As Krugman summarizes it, more likely than not, we are not on the road to a sustained recovery. And, his concern is that those that make policy will misinterpret these blips of good news and succumb to the same legislative branch pressure which precipitated the policy mistakes which FDR made in 1937, which then caused a double-dip in the Great Depression.

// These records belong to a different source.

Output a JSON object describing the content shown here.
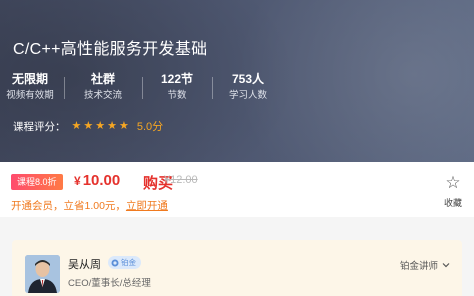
{
  "course": {
    "title": "C/C++高性能服务开发基础",
    "stats": [
      {
        "value": "无限期",
        "label": "视频有效期"
      },
      {
        "value": "社群",
        "label": "技术交流"
      },
      {
        "value": "122节",
        "label": "节数"
      },
      {
        "value": "753人",
        "label": "学习人数"
      }
    ],
    "rating_label": "课程评分：",
    "rating_stars": 5,
    "rating_value": "5.0分"
  },
  "pricing": {
    "discount_badge": "课程8.0折",
    "currency": "¥",
    "price": "10.00",
    "buy_label": "购买",
    "original_price": "¥12.00",
    "member_text": "开通会员，立省1.00元，",
    "member_link": "立即开通",
    "favorite_label": "收藏"
  },
  "teacher": {
    "name": "吴从周",
    "badge": "铂金",
    "role": "CEO/董事长/总经理",
    "level": "铂金讲师"
  },
  "colors": {
    "accent_orange": "#f5a623",
    "price_red": "#e5322d",
    "member_orange": "#f07a1f"
  }
}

In fact, Krugman tells us this is already happening. Bernanke-led quantitative easing efforts are coming to an end over the next few weeks. Purchases of mortgage-backed securities by the Fed are now scheduled to come to a grinding halt over the next few months. And, the current stimulus program will peak by mid-year. (Krugman asks: How we can let the stimulus peter out with massive unemployment still in play?) He points out that this all amounts to monetary-tightening.
I'll add to Krugman's list the continued, planned evisceration of consumer credit lines (which are tantamount to monetary-tightening in the view of most economists' mindsets) within the marketplace.
So, what we're ending up with--potentially--is another slow-motion trainwreck playing out before us, just in time for the November elections. As Krugman explains it, in a guestion: Are these folks going to realize all of this before it's too late? In his own words: "If they don't, 2010 will be a year that began in false economic hope and ended in grief."
Looking at all of this from the vantage point of being a lifelong Democrat, I have to ask myself: "What are these folks thinking?"